Qu'en est-il des dispositions impératives plus formelles ?

Dans le CSA, il y a un certain nombre de questions importantes, qui ne concernent pas que la relation des actionnaires avec leur coopérative, mais plutôt le fonctionnement de la coopérative elle-même.

Quelques exemples

  • L'utilisation de la dénomination "société coopérative » et de l'abréviation « SC » dans la mesure où l'article 6:1 du CSA est respecté.  Et " SC agréé " (au lieu de " agréé par le CNC ")
  • L’indication obligatoire de la finalité et des valeurs de la coopérative.
  • La disparition de la notion de "capital" et donc, de "valeur nominale" ou de "réserve légale". En conséquence, à compter du 1er janvier 2020, la part fixe du capital et la réserve légale seront converties de plein droit en un compte de capitaux propres indisponibles conformément aux statuts.
  • Pour mettre les statuts en conformité avec ces dispositions, vous avez jusqu'au 1er janvier 2024 au plus tard. Attention, toute modification des statuts par la coopérative, après le 1er janvier 2020, devra également comporter ces dispositions impératives et se mettre en conformité avec le CSA ! 

Conclusion

Dans cette période de transition complexe, il est particulièrement important d'adapter votre comportement aux nouvelles règles. Si vous ne modifiez pas les statuts, vous avez jusqu'au 1er janvier 2024 au plus tard pour les adapter aux dispositions du CSA, afin d'adopter la forme juridique de "société coopérative", en abrégé "SC".

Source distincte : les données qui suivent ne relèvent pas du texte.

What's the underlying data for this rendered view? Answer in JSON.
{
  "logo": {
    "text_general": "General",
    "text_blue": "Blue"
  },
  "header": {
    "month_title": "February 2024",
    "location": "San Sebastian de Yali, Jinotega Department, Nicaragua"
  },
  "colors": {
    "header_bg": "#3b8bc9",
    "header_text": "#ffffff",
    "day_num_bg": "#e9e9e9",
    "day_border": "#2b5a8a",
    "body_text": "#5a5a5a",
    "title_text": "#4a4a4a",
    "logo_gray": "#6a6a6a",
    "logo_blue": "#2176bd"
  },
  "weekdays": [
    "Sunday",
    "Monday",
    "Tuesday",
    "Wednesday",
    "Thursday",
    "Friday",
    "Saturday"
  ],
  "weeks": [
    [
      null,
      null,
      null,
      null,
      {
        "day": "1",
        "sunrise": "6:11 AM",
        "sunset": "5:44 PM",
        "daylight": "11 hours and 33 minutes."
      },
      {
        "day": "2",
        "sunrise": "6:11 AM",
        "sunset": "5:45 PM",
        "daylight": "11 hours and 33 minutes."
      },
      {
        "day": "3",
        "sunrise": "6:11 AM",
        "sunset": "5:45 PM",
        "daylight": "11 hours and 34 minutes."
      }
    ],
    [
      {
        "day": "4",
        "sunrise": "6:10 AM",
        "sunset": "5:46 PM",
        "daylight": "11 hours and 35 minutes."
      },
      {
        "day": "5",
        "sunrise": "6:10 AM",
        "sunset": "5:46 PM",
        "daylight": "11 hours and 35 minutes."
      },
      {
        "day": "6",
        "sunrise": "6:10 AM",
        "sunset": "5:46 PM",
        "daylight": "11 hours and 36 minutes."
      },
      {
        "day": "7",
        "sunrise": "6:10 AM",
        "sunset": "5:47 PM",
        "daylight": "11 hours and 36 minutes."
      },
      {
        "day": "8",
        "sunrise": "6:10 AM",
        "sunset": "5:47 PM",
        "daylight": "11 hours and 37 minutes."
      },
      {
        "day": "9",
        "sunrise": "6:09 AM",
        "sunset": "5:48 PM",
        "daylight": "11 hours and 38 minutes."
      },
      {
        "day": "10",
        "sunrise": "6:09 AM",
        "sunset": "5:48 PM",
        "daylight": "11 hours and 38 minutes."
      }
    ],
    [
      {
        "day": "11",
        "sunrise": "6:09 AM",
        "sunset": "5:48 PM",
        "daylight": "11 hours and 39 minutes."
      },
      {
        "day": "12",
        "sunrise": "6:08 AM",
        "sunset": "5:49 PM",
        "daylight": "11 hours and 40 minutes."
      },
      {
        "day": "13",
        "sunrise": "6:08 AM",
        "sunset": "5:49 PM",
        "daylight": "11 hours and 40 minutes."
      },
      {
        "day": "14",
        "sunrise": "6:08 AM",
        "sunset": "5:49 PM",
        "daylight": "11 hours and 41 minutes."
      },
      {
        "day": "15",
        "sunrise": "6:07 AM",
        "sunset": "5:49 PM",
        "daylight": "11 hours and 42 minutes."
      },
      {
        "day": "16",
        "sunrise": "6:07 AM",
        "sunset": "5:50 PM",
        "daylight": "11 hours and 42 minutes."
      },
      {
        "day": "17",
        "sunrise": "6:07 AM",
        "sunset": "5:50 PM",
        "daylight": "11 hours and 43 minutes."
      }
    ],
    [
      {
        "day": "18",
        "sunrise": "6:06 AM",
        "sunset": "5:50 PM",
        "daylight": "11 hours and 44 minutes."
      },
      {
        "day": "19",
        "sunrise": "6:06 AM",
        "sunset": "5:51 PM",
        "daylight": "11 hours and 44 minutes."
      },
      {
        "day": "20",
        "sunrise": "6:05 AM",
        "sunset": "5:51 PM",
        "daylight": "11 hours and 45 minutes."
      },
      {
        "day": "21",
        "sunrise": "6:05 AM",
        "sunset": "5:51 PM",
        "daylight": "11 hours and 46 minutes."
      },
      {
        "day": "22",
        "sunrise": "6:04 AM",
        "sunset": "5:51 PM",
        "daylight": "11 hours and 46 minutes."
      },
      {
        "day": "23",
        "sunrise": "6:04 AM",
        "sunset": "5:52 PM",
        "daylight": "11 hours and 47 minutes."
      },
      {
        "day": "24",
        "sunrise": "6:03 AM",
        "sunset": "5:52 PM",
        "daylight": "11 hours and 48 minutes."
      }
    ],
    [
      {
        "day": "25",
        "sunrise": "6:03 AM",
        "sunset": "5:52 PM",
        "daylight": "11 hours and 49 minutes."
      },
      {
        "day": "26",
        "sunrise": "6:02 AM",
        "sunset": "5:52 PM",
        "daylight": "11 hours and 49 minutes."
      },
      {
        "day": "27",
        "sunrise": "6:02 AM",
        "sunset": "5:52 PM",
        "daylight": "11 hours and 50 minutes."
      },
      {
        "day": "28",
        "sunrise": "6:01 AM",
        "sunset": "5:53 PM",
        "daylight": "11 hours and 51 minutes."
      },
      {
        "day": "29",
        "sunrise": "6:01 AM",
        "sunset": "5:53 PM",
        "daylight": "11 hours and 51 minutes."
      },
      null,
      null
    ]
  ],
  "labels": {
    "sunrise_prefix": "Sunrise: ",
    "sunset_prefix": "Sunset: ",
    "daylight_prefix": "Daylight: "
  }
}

En attendant, il est important de bien connaître vos statuts et les nouvelles dispositions de CSA. Le livre « GPS 2019 : Le nouveau code des sociétés et des associations pour asbl, fondations, aisbl et coopératives » est un instrument indispensable à cet effet. Ce livre, publié par La Charte, a été écrit par impact avocats et Cera. Vous y trouverez les statuts types les plus pertinents.